I worry the most about my adult (31) D, who spent the past 5 years working on being more social and not such a recluse (and was pretty successful at that). She’s feeling “lonely” and most of her friends, like her, are in the hospitality industry and currently out of work (thank goodness for unemployment insurance!). So we text several times a day just to check in. She took a book and went to sit in the park and read yesterday, a lovely spring day for her. Getting outside really helps. And she sent me a cute pic of herself, lying on her bed with her scuba fins on, resting them on this gorgeous textile of an ocean scene she bought in Thailand that she has hanging as a ‘headboard’ - with the message “anyone else chilling at the beach or is it just me?” - so at least for that moment her sense of humor was showing - we must all continue to laugh, and yes, cry when the feeling hits. Don’t bury feelings. And if you snap at someone, apologize as quickly as you can. And thank every single worker you come in contact with, whether in person or on the phone. I even put a note in my mailbox thanking my carrier for delivering the mail. I wish I had a few Starbucks and/or Subway gift cards stashed because I’d have included one of those too. Be kind to yourself and each other. I’m writing this for myself as much as all of you.
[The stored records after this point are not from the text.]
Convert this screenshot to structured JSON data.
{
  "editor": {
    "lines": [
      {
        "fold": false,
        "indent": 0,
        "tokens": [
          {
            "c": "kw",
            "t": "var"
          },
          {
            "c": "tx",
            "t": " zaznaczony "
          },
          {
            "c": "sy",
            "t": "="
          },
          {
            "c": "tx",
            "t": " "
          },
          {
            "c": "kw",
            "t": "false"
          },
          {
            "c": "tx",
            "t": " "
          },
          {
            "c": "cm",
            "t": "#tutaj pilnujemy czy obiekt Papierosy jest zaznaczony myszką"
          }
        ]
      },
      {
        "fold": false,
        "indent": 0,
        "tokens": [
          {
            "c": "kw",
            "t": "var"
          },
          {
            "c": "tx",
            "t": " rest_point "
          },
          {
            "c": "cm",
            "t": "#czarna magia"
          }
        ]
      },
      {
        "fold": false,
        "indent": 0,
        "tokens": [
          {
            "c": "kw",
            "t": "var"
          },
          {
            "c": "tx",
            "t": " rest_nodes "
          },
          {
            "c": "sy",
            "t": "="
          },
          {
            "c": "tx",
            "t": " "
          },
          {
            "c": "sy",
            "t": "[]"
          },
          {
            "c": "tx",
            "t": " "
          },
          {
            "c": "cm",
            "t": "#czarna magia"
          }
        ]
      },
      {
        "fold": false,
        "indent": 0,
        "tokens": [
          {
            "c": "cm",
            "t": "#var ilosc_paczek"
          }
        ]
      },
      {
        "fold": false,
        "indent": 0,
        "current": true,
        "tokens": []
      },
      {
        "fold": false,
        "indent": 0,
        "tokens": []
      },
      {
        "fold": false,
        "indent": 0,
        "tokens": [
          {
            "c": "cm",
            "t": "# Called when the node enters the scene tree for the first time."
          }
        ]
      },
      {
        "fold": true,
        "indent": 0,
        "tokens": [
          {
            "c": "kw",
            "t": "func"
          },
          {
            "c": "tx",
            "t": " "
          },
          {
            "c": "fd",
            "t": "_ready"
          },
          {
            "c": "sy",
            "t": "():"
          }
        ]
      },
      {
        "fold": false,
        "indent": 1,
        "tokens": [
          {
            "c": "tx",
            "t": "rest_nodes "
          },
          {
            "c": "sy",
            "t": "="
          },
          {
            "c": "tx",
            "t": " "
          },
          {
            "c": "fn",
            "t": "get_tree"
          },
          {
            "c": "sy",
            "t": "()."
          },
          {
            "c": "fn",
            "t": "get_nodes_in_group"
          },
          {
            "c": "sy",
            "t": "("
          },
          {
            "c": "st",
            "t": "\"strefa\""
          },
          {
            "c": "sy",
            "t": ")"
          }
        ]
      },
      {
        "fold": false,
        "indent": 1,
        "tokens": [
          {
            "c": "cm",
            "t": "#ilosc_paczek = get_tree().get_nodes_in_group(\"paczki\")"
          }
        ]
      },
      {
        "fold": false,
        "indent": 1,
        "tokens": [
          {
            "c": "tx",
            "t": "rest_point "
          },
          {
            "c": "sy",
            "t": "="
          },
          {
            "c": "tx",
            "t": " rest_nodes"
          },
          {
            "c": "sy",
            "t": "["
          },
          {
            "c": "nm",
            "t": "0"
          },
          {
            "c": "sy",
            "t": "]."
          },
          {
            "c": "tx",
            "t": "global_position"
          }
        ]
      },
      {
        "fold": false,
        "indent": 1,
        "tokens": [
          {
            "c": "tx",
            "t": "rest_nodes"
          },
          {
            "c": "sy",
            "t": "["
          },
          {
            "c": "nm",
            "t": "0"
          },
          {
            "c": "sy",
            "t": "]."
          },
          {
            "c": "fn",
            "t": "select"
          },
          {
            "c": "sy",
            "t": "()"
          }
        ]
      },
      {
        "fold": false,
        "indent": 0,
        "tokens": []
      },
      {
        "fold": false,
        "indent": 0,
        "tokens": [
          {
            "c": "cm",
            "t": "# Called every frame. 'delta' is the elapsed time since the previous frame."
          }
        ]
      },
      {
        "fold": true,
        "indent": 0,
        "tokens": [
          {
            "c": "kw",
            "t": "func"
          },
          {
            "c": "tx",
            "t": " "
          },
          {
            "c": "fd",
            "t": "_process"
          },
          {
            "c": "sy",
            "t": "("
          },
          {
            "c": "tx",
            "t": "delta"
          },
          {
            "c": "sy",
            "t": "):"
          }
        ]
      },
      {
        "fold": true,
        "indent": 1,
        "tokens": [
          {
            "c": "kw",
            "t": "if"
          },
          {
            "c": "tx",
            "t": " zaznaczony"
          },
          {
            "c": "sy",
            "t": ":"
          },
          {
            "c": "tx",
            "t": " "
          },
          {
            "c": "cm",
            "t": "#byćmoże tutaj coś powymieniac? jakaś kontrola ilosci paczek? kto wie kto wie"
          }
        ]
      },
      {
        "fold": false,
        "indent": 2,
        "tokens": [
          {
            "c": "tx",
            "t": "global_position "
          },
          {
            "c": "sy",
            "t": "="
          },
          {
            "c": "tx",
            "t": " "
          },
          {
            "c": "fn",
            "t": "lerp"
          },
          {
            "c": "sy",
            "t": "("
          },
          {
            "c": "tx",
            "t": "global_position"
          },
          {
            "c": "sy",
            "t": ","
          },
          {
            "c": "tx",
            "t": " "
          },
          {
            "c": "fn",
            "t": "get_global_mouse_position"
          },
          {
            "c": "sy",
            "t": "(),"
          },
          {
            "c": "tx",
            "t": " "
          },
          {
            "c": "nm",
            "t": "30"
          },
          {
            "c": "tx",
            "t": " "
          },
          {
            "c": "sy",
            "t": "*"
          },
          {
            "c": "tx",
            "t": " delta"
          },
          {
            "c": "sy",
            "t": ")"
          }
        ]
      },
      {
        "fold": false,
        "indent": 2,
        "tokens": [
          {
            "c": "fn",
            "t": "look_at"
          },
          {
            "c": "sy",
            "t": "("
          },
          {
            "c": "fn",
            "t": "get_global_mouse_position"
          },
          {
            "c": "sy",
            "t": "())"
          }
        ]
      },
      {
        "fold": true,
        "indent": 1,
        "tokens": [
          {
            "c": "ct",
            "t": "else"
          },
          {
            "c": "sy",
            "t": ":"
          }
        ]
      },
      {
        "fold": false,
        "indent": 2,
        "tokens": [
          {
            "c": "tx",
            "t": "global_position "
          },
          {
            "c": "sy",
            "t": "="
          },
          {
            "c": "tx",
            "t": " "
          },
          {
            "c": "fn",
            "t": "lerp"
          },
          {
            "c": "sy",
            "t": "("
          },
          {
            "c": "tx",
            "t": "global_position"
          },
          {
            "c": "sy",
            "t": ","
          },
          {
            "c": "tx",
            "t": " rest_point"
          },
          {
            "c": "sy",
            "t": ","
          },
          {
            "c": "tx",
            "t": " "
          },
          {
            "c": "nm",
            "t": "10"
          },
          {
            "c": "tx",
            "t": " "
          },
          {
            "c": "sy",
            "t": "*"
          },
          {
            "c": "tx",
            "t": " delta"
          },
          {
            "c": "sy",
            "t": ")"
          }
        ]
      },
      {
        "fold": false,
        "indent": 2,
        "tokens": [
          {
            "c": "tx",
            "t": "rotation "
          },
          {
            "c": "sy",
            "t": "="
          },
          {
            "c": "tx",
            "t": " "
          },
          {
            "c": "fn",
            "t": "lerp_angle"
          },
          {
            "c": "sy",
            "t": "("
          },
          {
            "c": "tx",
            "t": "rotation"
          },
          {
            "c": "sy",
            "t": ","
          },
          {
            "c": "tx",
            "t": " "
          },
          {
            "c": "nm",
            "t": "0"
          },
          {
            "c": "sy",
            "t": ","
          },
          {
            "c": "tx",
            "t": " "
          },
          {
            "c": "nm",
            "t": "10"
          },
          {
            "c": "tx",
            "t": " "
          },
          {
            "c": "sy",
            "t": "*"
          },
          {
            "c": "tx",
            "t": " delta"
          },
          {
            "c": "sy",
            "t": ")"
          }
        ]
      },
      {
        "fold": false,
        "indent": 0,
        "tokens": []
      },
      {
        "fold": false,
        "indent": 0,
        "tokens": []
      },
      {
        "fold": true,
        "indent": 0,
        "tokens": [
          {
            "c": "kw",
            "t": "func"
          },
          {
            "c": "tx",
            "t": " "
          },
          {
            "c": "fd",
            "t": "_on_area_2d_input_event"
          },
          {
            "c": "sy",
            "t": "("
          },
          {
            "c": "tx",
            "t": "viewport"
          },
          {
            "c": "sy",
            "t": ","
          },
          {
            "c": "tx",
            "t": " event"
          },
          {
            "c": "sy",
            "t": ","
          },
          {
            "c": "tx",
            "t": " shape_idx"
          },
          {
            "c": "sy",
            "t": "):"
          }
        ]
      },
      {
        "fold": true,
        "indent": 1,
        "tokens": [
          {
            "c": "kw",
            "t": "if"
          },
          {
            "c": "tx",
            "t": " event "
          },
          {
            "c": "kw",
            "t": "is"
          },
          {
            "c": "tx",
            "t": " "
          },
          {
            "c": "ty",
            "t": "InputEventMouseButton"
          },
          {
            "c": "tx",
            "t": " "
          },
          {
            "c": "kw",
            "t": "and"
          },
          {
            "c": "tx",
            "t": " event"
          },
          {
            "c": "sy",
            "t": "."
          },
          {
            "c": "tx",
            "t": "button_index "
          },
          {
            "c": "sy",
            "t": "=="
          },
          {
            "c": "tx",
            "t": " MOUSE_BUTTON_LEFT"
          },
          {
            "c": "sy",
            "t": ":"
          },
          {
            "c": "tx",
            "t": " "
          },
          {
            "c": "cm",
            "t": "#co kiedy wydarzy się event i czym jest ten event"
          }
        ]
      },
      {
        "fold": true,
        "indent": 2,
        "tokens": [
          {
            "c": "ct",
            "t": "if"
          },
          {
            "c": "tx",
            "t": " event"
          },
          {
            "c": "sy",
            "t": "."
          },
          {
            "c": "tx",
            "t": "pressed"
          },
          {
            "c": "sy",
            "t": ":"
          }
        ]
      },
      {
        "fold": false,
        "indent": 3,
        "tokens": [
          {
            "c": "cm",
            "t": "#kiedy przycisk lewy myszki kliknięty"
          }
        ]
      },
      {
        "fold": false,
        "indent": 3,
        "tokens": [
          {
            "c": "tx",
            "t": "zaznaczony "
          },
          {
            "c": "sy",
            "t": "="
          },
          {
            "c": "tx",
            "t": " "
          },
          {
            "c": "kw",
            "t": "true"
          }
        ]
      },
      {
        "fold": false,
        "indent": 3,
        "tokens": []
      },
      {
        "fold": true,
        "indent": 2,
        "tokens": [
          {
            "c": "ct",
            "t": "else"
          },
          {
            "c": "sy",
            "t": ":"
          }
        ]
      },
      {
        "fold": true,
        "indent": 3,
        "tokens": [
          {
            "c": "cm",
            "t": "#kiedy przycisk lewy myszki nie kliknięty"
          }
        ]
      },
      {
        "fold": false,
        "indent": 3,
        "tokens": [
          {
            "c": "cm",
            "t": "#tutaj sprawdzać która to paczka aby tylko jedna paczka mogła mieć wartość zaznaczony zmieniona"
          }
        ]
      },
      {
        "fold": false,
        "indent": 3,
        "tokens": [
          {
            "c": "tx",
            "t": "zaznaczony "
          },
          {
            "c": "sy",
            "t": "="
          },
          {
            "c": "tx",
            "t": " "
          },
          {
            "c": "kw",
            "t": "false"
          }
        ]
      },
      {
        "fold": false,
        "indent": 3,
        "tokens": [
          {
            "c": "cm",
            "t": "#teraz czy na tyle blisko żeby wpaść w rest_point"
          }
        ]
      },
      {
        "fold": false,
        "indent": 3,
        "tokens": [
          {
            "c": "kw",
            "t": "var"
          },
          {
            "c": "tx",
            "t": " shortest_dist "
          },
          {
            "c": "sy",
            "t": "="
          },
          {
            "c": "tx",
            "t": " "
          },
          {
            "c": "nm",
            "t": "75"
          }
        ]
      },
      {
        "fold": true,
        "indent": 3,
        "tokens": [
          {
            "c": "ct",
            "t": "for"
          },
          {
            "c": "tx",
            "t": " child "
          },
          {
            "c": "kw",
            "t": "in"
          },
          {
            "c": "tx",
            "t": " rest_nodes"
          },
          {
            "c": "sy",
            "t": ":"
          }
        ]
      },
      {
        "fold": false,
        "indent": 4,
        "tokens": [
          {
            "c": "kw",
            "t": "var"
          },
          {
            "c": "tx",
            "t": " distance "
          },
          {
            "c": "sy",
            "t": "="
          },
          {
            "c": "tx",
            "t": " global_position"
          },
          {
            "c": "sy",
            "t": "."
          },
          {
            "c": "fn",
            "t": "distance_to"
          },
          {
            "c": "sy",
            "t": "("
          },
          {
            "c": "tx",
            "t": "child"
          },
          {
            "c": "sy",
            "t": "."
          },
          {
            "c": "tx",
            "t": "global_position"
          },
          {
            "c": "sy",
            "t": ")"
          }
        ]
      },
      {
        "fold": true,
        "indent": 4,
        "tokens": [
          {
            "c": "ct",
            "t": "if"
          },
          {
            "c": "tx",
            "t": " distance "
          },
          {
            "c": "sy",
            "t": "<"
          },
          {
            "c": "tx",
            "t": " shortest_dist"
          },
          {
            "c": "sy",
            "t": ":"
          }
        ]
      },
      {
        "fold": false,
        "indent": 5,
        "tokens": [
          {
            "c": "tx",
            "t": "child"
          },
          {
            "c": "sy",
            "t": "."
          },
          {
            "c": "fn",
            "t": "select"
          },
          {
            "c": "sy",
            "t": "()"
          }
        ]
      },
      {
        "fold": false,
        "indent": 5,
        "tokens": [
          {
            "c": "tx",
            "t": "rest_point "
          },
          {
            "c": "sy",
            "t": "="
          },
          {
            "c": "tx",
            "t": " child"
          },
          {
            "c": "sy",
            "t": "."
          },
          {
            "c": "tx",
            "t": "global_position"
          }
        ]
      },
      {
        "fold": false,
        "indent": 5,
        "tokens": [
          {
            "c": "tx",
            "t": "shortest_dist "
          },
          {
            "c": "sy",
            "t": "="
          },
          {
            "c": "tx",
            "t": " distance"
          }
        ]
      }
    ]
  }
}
I cleaned out and re-organized a big storage cabinet in my master bath today. Discovered and cleaned up a leak from a cough syrup, many expired medications…and 3 very small bottles of hand sanitizer. LOL, you’d have thought I found a $100 bill.
Anyway, it was a nice distraction.
Yesterday, we went over to D’s for about an hour. Stood in the yard staying six feet away. Watched GD, smiled and mugged with her, commented on stuff, but it was… weird…sad. I hate not being able to pick her up, hold her hand, read her a book. She’s sixteen months, too young to have any idea what’s going on. Just, Grandma and Grandad acting weird. I hate this!